Well she could afford to sit in a coffee shop and write...

ScreamingValLongstreet · 21/12/2018 22:25

... I even have an Antonia Forest version of my username for times like this Grin.

ConfusedWife1234 · 21/12/2018 22:28

@user... I think the owner allowed Rowling to sit in the coffee shop because he felt sorry for her... but I might be wrong.

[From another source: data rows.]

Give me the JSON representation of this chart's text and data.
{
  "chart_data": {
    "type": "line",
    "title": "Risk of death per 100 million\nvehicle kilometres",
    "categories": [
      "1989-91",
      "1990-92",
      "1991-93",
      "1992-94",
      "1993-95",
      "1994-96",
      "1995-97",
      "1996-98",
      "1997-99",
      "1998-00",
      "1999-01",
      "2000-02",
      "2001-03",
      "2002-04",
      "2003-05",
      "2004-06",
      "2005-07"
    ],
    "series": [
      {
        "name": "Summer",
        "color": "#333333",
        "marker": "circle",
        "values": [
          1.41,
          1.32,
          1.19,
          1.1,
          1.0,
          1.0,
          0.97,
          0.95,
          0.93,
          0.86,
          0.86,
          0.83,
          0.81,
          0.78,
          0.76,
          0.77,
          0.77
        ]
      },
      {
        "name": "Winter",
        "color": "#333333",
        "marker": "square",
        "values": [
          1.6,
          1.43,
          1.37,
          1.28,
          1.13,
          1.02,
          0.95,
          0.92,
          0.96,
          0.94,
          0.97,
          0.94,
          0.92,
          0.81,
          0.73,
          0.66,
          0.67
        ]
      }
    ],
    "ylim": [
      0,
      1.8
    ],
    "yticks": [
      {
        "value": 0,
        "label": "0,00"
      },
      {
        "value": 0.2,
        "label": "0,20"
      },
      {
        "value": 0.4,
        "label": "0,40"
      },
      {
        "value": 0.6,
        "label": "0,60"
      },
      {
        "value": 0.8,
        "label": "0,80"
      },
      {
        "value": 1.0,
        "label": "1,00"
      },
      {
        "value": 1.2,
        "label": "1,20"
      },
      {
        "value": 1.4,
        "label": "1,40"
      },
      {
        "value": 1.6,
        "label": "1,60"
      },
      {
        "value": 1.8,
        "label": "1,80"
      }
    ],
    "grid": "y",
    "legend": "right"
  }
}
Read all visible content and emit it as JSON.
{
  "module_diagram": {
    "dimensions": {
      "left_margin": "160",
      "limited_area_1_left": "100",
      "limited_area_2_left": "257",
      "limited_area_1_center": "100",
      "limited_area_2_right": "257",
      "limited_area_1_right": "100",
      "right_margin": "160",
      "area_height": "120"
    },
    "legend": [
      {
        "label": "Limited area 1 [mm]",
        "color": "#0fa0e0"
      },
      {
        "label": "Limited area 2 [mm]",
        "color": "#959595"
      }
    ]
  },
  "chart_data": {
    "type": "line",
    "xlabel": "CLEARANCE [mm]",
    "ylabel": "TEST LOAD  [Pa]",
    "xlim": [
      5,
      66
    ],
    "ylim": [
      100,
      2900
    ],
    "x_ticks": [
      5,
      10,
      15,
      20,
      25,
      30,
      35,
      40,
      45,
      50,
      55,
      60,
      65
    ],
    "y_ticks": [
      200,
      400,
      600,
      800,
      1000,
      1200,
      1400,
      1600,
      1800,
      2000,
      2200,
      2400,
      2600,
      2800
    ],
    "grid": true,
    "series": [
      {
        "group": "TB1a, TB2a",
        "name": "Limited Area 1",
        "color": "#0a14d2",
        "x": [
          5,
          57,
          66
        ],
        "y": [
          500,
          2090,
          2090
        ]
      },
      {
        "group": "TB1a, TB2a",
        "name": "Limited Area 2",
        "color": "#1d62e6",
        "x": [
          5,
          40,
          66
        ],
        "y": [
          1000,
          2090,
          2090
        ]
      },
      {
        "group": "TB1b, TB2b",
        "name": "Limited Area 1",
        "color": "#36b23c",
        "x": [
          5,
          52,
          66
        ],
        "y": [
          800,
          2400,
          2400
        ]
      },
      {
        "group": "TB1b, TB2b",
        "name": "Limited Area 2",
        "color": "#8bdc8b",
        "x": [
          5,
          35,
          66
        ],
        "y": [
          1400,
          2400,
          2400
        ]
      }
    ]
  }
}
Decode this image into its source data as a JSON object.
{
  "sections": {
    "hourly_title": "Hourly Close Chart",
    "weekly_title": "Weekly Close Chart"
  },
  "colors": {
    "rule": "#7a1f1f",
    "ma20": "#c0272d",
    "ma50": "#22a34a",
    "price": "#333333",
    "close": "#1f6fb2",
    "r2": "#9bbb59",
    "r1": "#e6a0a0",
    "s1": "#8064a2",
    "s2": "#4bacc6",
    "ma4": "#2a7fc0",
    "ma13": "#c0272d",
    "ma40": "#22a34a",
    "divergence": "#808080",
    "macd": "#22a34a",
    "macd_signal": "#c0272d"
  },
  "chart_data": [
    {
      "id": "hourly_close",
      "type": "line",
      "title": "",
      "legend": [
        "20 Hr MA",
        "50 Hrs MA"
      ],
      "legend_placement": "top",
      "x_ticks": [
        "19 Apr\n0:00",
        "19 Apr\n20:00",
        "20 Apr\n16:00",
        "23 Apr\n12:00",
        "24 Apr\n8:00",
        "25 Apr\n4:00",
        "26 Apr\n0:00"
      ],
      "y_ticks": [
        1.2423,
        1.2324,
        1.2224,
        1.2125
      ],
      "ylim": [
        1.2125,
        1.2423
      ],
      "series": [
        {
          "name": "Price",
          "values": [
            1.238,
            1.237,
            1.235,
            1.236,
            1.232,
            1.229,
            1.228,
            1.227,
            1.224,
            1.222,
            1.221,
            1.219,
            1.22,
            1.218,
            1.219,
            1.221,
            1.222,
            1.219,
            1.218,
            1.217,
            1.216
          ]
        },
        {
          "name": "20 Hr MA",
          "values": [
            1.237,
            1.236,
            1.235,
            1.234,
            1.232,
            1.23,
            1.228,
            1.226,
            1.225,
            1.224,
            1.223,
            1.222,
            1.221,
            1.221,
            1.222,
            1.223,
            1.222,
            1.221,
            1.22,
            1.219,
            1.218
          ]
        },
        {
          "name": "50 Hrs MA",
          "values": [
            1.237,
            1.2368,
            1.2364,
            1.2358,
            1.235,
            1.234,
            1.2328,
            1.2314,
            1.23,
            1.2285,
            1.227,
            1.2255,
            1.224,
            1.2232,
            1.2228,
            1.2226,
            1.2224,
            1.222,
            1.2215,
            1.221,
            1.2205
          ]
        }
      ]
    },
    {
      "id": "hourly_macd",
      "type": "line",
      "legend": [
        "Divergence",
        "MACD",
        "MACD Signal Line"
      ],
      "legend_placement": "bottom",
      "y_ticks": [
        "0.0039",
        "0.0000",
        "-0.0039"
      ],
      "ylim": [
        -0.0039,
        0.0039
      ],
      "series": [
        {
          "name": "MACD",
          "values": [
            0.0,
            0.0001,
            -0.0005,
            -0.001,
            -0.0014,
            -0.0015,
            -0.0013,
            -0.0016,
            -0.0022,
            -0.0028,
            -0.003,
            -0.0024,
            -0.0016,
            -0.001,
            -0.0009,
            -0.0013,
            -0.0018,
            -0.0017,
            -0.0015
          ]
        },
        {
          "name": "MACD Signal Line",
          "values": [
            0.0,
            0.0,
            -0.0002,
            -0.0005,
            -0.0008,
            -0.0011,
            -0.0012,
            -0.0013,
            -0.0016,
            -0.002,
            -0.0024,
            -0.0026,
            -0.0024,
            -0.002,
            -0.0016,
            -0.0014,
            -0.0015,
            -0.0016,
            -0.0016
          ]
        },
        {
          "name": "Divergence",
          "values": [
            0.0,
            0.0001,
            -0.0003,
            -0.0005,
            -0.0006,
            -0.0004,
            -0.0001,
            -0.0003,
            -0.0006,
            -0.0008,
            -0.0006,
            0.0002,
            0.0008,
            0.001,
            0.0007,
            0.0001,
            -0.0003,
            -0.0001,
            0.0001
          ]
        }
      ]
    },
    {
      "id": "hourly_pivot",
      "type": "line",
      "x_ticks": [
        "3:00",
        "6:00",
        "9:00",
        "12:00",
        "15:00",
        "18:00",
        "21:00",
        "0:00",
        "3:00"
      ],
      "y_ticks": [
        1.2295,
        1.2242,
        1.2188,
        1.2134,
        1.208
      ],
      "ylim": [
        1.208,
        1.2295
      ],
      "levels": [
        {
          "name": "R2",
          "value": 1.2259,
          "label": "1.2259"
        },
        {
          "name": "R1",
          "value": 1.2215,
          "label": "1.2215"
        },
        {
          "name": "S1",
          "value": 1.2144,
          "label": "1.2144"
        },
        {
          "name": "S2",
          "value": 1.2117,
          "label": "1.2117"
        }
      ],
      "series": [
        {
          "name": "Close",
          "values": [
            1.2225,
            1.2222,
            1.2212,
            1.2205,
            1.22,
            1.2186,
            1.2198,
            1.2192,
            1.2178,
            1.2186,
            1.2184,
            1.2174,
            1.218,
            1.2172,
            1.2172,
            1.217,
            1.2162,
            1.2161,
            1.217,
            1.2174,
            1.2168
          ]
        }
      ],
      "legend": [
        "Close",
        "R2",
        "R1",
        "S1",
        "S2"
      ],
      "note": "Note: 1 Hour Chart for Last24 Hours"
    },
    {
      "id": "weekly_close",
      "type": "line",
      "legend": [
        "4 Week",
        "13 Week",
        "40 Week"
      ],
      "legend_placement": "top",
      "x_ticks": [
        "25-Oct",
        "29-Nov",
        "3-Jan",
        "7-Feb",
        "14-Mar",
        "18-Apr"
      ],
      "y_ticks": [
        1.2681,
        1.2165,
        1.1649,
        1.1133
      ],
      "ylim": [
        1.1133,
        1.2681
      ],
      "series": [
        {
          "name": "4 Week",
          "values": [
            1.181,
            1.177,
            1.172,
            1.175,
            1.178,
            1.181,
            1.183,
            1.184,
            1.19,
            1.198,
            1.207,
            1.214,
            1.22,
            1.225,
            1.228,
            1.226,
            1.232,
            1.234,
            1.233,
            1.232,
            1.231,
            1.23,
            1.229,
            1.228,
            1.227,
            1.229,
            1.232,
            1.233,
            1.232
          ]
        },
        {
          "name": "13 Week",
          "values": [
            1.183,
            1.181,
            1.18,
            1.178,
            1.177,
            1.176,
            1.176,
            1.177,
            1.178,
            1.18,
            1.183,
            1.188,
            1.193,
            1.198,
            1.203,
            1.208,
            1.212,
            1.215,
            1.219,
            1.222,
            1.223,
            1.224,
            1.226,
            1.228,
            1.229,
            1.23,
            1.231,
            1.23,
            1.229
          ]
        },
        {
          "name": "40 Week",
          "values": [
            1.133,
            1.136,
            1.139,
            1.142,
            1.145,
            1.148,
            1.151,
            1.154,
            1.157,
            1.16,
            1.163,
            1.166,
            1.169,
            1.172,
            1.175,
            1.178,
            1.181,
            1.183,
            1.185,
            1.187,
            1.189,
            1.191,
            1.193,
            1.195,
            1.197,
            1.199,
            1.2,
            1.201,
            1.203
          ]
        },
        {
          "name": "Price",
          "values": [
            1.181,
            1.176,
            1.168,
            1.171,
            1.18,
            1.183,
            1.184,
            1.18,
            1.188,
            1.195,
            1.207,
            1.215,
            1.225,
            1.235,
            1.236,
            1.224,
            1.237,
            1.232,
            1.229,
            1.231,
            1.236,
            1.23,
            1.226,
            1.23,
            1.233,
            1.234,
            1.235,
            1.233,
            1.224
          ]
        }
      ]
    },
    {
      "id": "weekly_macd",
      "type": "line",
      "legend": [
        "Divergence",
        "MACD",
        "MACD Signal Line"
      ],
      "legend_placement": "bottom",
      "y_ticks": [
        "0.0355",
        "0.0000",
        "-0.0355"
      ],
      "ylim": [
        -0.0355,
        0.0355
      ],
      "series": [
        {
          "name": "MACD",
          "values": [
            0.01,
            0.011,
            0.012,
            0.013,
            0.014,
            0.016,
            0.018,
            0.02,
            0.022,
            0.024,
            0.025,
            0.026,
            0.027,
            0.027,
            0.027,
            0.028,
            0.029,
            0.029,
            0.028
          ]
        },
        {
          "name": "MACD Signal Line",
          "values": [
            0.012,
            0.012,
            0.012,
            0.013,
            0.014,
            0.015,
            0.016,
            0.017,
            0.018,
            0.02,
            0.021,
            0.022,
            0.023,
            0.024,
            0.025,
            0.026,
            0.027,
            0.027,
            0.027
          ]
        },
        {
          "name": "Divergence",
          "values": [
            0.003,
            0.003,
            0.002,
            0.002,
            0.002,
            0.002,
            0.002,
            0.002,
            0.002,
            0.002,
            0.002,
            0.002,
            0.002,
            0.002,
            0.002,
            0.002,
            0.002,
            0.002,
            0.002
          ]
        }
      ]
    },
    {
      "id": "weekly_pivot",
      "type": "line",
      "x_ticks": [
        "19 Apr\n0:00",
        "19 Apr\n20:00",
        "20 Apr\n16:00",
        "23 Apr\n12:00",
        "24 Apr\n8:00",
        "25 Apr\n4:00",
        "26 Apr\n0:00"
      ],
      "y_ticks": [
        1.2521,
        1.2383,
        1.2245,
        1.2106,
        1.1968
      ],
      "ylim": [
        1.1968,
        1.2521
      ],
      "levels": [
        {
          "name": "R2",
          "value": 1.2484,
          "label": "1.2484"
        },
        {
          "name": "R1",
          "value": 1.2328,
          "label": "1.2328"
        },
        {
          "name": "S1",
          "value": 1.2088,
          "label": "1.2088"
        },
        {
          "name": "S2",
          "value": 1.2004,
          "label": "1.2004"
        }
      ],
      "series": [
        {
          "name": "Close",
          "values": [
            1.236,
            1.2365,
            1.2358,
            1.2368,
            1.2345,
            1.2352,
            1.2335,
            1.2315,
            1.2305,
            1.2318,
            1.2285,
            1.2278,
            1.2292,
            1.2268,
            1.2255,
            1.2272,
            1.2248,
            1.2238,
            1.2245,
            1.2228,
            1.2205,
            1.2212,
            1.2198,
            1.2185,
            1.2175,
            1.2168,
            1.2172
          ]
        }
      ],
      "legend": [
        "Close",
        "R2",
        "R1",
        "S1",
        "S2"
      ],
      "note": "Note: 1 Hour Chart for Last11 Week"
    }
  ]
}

@ScreamingValenta Which of her books do you recommend most?

OP posts:
BehemothPullsThePeasantsPlough · 21/12/2018 22:31

An acquaintance of mine is a very successful, very talented children’s author. She’s doing fine thank you. Simon Mayo seems to be quite well adjusted. Philip Reeve, Julia Donaldson, Philip Pullman, Eoin Colfer, Jeff Kinney, Rick Riordan all seem to be doing just fine apart from having to decide how to spend their millions. And JK Rowling’s backstory of “got divorced, went on benefits, parent died when she was 25” is not ideal but it’s not going to sell any copies of Take A Break magazine is it?

Roald Dahl, I grant you, was a bit odd. David Walliams seems quite content with his life but MN begs to differ.